The directorial debut of the longtime screenwriter is adapted from a popular 1983 novel by Mark Helprin, but it plays like some sort of weird, trippy hallucination, filled with cloying platitudes about the “wonder in the stars” and a plot that defies comprehension in the name of magical realism.
Here’s that plot, as best it can be deciphered: Colin Farrell plays a roustabout named Peter Lake with a scruffy Irish accent who washed up on the shores of Manhattan as a baby after his parents were sent back to the old country. He’s a thief but he’d love to go straight and he really likes fixing things.

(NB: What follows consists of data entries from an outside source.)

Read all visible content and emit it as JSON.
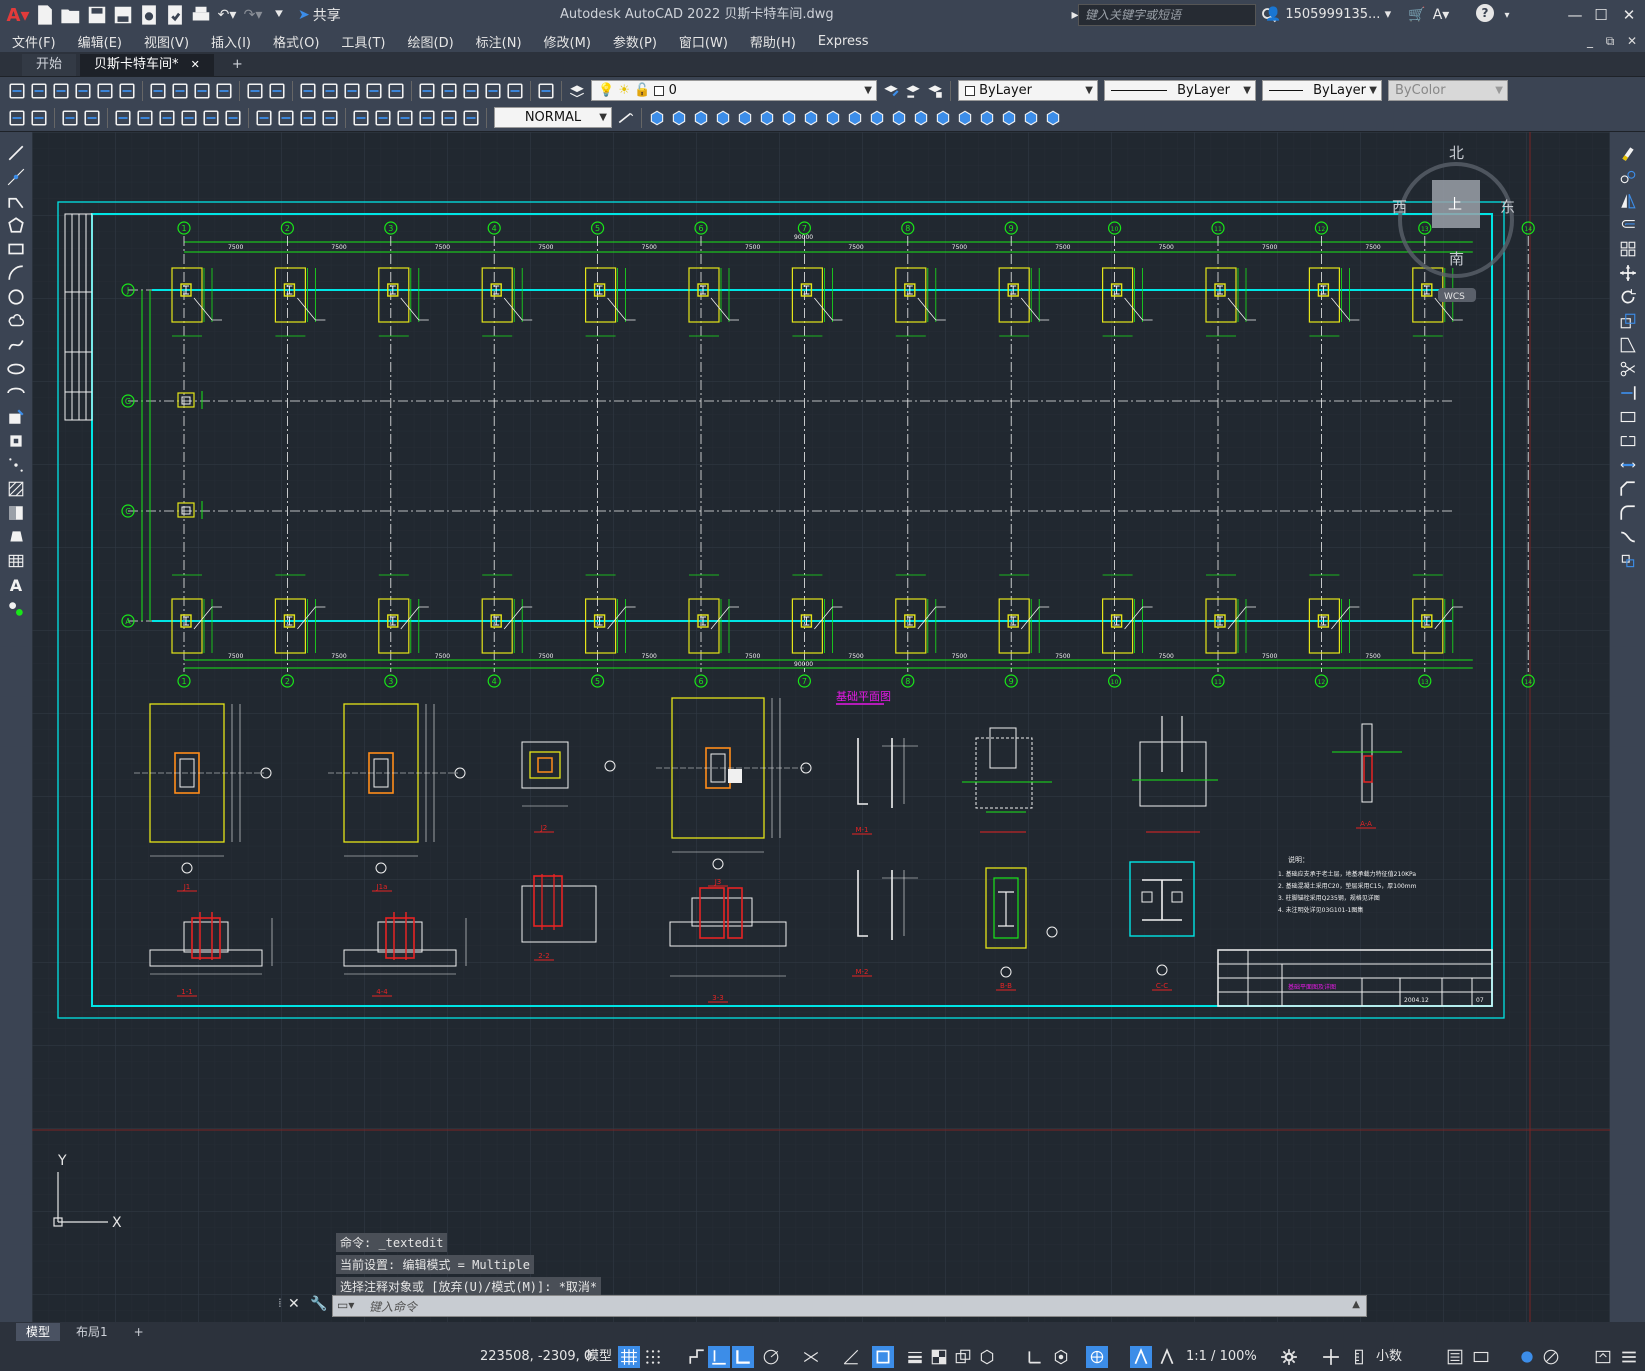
{
  "titlebar": {
    "app_title": "Autodesk AutoCAD 2022    贝斯卡特车间.dwg",
    "share_label": "共享",
    "search_placeholder": "键入关键字或短语",
    "user_name": "1505999135..."
  },
  "menubar": {
    "items": [
      "文件(F)",
      "编辑(E)",
      "视图(V)",
      "插入(I)",
      "格式(O)",
      "工具(T)",
      "绘图(D)",
      "标注(N)",
      "修改(M)",
      "参数(P)",
      "窗口(W)",
      "帮助(H)",
      "Express"
    ]
  },
  "filetabs": {
    "start": "开始",
    "active": "贝斯卡特车间*",
    "add": "+"
  },
  "properties": {
    "layer_value": "0",
    "color_value": "ByLayer",
    "linetype_value": "ByLayer",
    "lineweight_value": "ByLayer",
    "plotstyle_value": "ByColor",
    "dimstyle_value": "NORMAL"
  },
  "viewcube": {
    "north": "北",
    "south": "南",
    "east": "东",
    "west": "西",
    "top": "上",
    "wcs": "WCS"
  },
  "drawing": {
    "grid_cols": [
      "1",
      "2",
      "3",
      "4",
      "5",
      "6",
      "7",
      "8",
      "9",
      "10",
      "11",
      "12",
      "13",
      "14"
    ],
    "grid_rows": [
      "J",
      "G",
      "C",
      "A"
    ],
    "bay_dim": "7500",
    "total_dim": "90000",
    "plan_title": "基础平面图",
    "section_labels": [
      "J1",
      "J1a",
      "J2",
      "J3",
      "M-1",
      "M-2",
      "B-B",
      "C-C",
      "A-A",
      "1-1",
      "4-4",
      "2-2",
      "3-3"
    ],
    "notes_title": "说明：",
    "notes": [
      "1. 基础应支承于老土层，地基承载力特征值210KPa",
      "2. 基础混凝土采用C20，垫层采用C15，厚100mm",
      "3. 柱脚锚栓采用Q235钢，规格见详图",
      "4. 未注明处详见03G101-1图集"
    ],
    "title_block": {
      "drawing_name": "基础平面图及详图",
      "date": "2004.12",
      "sheet": "07"
    }
  },
  "ucs": {
    "x": "X",
    "y": "Y"
  },
  "command": {
    "history": [
      "命令: _textedit",
      "当前设置: 编辑模式 = Multiple",
      "选择注释对象或 [放弃(U)/模式(M)]: *取消*"
    ],
    "prompt": "键入命令"
  },
  "layouttabs": {
    "model": "模型",
    "layout1": "布局1",
    "add": "+"
  },
  "statusbar": {
    "coordinates": "223508, -2309, 0",
    "model_label": "模型",
    "scale": "1:1 / 100%",
    "units": "小数"
  },
  "colors": {
    "accent": "#3c8de8",
    "canvas": "#212830",
    "cyan": "#00e5e5",
    "green": "#19e619",
    "yellow": "#e5e519",
    "magenta": "#e519e5",
    "red": "#e52424",
    "white": "#f0f0f0"
  },
  "icons": {
    "toolbar1": [
      "new-icon",
      "open-icon",
      "save-icon",
      "print-icon",
      "print-preview-icon",
      "publish-icon",
      "cut-icon",
      "copy-icon",
      "paste-icon",
      "match-prop-icon",
      "undo-icon",
      "redo-icon",
      "pan-icon",
      "zoom-realtime-icon",
      "zoom-window-icon",
      "zoom-previous-icon",
      "properties-icon",
      "design-center-icon",
      "tool-palette-icon",
      "sheet-set-icon",
      "markup-icon",
      "calculator-icon",
      "help-icon"
    ],
    "toolbar2": [
      "line-icon",
      "polyline-icon",
      "dim-linear-icon",
      "dim-aligned-icon",
      "dim-arc-icon",
      "dim-ordinate-icon",
      "dim-radius-icon",
      "dim-jog-icon",
      "dim-diameter-icon",
      "dim-angular-icon",
      "quick-dim-icon",
      "dim-baseline-icon",
      "dim-continue-icon",
      "tolerance-icon",
      "center-mark-icon",
      "inspect-icon",
      "jog-linear-icon",
      "dim-edit-icon",
      "dim-text-edit-icon",
      "dim-update-icon"
    ]
  }
}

A demonic (and I mean that literally; he really is a demon) former boss (Russell Crowe) chases Peter down, though he flees astride a flying white horse. Said horse, his spirit animal as a Native American (Graham Greene) helpfully explains, takes him to the home of beautiful, dying Beverly Penn (Jessica Brown Findlay), and just like that, it’s love at first sight.
Peter is a charming roughneck; Beverly is an ethereal, innocent beauty. They make goo-goo eyes at each other while yammering about the sort of big ideas that people only talk about in the movies. They might have retitled the film “The Big Sappy.”
This isn’t a remotely convincing pairing and the cornball dialogue can make you physically ill, but that’s the least of the problems. Not when Crowe mumbles in an indecipherable brogue through his every last scene, head-butting people and being granted visions by massaging magical jewels; not when his demon meets with Will Smith’s Lucipher in some sort of modernist layer hidden in a lower Manhattan tunnel. Not when Goldsmith doesn’t so much as bother to explain exactly what has made the villain so villainous.
Certainly not when the movie suddenly spans a century and introduces Jennifer Connelly as the least believable food writer in the history of food writers and another cloying, moronic subplot aimed straight for the tear ducts.
Is there anything positive to write? Hmm. Well, I guess there’s this: almost every scene in “Winter’s Tale” has some form of a “what-were-they-thinking” moment. It’s a bad, bad movie, but at least it’s bad in a way that only a movie with some ambitions could be, keeping you on the edge of your seat wondering about the next batch of insanity.